Panum Institutet and Center for Healthy Ageing, Faculty of Health Sciences, University of Copenhagen, Copenhagen, Denmark.
J Appl Physiol (1985). 2010 Jun;108(6):1487-96. doi: 10.1152/japplphysiol.01295.2009. Epub 2010 Feb 4.
A low maximal oxygen consumption (VO2max) is a strong risk factor for premature mortality. Supervised endurance exercise training increases VO2max with a very wide range of effectiveness in humans. Discovering the DNA variants that contribute to this heterogeneity typically requires substantial sample sizes. In the present study, we first use RNA expression profiling to produce a molecular classifier that predicts VO2max training response. We then hypothesized that the classifier genes would harbor DNA variants that contributed to the heterogeneous VO2max response. Two independent preintervention RNA expression data sets were generated (n=41 gene chips) from subjects that underwent supervised endurance training: one identified and the second blindly validated an RNA expression signature that predicted change in VO2max ("predictor" genes).

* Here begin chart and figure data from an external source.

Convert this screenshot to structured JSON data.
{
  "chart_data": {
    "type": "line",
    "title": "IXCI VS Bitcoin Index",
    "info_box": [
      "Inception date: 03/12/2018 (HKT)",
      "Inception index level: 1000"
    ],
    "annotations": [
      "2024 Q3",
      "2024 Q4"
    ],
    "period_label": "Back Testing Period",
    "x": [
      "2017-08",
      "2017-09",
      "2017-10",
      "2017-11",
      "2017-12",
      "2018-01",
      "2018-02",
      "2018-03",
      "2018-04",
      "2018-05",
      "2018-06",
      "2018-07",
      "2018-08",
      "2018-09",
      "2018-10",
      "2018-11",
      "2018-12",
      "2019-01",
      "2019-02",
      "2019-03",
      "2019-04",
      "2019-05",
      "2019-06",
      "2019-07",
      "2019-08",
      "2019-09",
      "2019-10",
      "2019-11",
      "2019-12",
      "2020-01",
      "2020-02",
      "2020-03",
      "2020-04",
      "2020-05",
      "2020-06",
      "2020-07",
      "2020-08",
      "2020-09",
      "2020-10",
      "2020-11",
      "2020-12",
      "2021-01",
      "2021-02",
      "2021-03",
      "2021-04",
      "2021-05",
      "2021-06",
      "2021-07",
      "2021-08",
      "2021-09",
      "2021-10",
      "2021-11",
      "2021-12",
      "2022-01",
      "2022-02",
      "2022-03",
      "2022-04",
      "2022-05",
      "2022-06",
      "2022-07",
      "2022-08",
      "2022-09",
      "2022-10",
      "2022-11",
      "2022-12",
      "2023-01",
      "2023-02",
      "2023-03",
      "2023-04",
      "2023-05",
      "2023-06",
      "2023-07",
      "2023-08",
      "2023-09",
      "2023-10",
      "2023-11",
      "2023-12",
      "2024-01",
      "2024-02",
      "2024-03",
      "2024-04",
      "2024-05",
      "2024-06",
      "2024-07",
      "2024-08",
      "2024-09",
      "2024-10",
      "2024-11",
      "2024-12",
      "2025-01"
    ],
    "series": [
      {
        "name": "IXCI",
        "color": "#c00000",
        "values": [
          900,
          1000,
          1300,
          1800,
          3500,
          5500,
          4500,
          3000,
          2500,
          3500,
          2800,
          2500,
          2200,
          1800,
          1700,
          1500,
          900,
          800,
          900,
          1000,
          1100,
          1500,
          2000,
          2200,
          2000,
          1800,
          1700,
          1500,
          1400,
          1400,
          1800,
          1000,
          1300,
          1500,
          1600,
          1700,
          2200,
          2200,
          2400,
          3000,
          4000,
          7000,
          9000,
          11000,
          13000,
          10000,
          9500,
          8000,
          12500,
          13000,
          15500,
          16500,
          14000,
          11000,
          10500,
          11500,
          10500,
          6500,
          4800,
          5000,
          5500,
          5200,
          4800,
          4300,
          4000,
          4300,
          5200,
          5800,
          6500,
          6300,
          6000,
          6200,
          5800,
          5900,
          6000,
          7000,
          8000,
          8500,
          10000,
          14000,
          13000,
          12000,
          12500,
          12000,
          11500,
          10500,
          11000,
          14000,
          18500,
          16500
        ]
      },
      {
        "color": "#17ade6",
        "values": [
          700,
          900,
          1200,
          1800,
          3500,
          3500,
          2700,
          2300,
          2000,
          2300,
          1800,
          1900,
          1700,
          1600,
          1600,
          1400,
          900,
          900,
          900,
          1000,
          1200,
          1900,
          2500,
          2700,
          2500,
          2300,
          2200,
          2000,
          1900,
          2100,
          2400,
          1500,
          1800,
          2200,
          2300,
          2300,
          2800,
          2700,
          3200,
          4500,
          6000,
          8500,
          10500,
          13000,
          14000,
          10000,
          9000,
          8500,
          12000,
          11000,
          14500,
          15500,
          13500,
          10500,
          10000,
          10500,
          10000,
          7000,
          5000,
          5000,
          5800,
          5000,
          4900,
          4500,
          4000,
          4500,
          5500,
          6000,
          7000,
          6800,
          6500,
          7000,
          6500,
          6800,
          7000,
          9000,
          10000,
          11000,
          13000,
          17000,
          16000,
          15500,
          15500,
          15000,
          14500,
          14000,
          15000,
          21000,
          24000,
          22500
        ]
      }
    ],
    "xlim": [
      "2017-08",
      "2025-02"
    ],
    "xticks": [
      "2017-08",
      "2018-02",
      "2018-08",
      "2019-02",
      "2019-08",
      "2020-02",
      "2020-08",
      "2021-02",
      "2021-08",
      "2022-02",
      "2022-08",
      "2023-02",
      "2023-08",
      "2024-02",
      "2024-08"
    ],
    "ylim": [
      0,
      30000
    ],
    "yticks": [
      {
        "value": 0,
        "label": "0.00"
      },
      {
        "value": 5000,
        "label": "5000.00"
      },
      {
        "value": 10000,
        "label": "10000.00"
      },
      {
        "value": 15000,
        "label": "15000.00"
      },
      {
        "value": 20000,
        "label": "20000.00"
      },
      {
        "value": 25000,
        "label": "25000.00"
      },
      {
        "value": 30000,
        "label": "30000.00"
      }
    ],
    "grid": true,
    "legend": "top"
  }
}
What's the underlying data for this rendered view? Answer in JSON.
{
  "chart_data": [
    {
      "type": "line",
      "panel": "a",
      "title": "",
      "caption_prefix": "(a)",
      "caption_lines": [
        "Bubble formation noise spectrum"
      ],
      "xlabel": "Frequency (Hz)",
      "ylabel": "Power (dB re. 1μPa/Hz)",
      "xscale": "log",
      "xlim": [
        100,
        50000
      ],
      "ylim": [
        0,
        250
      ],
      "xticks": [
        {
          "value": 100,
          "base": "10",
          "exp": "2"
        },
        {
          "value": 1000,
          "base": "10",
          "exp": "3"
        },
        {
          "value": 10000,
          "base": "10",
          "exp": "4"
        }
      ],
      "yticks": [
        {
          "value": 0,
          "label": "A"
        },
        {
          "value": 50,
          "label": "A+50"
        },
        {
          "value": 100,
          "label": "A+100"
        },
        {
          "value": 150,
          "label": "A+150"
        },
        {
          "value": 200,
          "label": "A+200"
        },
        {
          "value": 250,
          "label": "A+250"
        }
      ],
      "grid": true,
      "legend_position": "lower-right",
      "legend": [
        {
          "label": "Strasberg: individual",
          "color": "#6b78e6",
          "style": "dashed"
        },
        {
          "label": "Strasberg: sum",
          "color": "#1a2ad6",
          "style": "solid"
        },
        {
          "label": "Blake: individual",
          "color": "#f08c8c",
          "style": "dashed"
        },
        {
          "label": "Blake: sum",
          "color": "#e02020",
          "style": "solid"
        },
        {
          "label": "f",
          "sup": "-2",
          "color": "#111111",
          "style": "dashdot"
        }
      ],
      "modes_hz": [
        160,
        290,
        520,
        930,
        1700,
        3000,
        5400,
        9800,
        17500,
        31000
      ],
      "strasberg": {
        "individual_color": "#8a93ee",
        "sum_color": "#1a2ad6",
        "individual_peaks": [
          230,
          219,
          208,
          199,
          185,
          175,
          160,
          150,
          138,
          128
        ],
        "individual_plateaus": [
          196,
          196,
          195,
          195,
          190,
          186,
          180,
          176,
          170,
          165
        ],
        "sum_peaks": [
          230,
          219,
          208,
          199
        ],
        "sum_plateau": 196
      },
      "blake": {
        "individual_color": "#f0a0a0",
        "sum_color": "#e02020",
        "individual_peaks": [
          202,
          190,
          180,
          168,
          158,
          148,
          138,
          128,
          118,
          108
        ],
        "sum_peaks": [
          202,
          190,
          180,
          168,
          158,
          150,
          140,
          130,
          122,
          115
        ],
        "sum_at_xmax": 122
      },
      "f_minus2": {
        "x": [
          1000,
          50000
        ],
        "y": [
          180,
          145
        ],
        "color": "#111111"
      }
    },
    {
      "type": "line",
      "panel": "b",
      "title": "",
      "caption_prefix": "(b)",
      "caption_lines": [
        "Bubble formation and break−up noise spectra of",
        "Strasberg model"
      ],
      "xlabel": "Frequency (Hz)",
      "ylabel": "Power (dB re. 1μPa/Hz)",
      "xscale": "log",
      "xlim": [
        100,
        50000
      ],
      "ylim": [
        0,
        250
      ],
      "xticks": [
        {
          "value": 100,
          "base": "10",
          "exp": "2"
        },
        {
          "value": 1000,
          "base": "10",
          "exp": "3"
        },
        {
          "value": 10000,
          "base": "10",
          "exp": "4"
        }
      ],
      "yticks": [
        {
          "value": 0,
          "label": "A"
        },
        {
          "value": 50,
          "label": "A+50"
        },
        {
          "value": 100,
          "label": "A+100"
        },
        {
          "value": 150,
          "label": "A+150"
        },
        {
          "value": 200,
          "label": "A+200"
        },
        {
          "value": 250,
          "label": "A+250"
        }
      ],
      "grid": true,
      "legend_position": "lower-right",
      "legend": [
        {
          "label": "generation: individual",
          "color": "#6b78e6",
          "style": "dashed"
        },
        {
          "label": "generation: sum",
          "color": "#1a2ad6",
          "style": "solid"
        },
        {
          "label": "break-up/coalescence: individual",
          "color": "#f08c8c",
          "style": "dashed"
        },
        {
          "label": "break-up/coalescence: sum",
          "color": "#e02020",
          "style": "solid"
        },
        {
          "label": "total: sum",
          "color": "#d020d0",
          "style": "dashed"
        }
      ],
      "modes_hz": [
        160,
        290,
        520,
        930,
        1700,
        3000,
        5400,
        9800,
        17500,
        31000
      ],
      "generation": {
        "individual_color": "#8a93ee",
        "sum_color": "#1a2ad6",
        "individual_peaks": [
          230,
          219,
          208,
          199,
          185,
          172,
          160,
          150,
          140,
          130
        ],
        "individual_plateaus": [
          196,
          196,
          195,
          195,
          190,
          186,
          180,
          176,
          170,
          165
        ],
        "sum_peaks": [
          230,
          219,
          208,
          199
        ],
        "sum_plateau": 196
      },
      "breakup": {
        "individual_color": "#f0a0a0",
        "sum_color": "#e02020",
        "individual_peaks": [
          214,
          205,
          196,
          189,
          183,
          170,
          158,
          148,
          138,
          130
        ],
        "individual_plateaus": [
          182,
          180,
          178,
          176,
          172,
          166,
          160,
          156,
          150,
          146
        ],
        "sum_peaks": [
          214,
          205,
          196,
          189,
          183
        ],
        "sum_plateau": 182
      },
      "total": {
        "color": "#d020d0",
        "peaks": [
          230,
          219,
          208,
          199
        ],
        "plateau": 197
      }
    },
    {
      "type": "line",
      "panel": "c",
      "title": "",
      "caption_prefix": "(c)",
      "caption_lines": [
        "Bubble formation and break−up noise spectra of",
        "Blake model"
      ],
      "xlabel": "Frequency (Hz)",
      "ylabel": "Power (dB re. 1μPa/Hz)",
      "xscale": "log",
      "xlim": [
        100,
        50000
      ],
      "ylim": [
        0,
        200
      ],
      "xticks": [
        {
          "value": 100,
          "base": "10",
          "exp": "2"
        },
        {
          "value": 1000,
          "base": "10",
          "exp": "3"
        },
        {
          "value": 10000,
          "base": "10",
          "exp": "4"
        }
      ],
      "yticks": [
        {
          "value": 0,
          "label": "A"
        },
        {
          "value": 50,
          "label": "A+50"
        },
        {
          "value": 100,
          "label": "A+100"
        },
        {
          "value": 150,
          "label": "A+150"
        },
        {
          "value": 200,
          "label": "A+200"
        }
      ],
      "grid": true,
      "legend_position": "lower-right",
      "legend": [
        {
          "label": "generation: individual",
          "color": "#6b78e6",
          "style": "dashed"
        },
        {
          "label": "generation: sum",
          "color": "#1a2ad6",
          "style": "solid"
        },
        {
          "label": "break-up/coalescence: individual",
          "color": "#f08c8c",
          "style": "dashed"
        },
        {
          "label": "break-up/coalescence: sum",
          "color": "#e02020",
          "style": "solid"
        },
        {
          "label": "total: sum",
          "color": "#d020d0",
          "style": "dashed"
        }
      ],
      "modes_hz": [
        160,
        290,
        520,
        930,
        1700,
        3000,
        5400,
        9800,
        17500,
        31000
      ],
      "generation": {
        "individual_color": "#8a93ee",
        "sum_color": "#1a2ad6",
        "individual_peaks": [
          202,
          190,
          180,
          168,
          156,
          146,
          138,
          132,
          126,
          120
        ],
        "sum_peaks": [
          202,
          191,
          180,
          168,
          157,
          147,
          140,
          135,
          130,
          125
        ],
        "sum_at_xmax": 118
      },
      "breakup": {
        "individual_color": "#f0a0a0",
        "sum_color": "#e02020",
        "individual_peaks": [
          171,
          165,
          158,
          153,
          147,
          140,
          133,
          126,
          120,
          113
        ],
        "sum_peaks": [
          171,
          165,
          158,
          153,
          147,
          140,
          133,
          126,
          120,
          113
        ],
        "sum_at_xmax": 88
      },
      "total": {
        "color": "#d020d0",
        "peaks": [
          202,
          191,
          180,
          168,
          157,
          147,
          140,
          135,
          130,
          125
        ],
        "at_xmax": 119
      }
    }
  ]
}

The HERITAGE Family Study (n=473) was used for genotyping. We discovered a 29-RNA signature that predicted VO2max training response on a continuous scale; these genes contained approximately 6 new single-nucleotide polymorphisms associated with gains in VO2max in the HERITAGE Family Study. Three of four novel candidate genes from the HERITAGE Family Study were confirmed as RNA predictor genes (i.e., "reciprocal" RNA validation of a quantitative trait locus genotype), enhancing the performance of the 29-RNA-based predictor. Notably, RNA abundance for the predictor genes was unchanged by exercise training, supporting the idea that expression was preset by genetic variation. Regression analysis yielded a model where 11 single-nucleotide polymorphisms explained 23% of the variance in gains in VO2max, corresponding to approximately 50% of the estimated genetic variance for VO2max. In conclusion, combining RNA profiling with single-gene DNA marker association analysis yields a strongly validated molecular predictor with meaningful explanatory power. VO2max responses to endurance training can be predicted by measuring a approximately 30-gene RNA expression signature in muscle prior to training. The general approach taken could accelerate the discovery of genetic biomarkers, sufficiently discrete for diagnostic purposes, for a range of physiological and pharmacological phenotypes in humans.
低最大摄氧量(VO2max)是导致过早死亡的一个强有力的危险因素。有监督的耐力运动训练可以使人类的 VO2max 得到极大的提高,其效果范围非常广泛。发现导致这种异质性的 DNA 变体通常需要大量的样本量。在本研究中,我们首先使用 RNA 表达谱分析来产生一个分子分类器,该分类器可以预测 VO2max 训练反应。然后,我们假设分类器基因中会存在导致 VO2max 反应异质性的 DNA 变体。从接受有监督的耐力训练的受试者中生成了两个独立的预干预 RNA 表达数据集(n=41 个基因芯片):一个确定了,第二个则盲法验证了一个可以预测 VO2max 变化的 RNA 表达特征(“预测”基因)。HERITAGE 家族研究(n=473)用于基因分型。我们发现了一个 29-RNA 特征,可以对 VO2max 训练反应进行连续尺度的预测;这些基因包含大约 6 个与 HERITAGE 家族研究中 VO2max 增加相关的新单核苷酸多态性。HERITAGE 家族研究中 4 个新候选基因中的 3 个被证实为 RNA 预测基因(即,定量特征基因座基因型的“相互”RNA 验证),从而提高了基于 29-RNA 的预测器的性能。值得注意的是,预测基因的 RNA 丰度不受运动训练的影响,这支持了表达是由遗传变异预先设定的观点。回归分析得出的模型表明,11 个单核苷酸多态性解释了 VO2max 增加的 23%的方差,这相当于 VO2max 遗传方差的约 50%。总之,将 RNA 谱分析与单基因 DNA 标记关联分析相结合,可以产生具有很强验证性和有意义解释能力的分子预测器。在训练前测量肌肉中大约 30 个基因的 RNA 表达特征,可以预测对耐力训练的 VO2max 反应。这种总体方法可以加速发现用于人类一系列生理和药理学表型的遗传生物标志物,这些标志物足够离散,可用于诊断目的。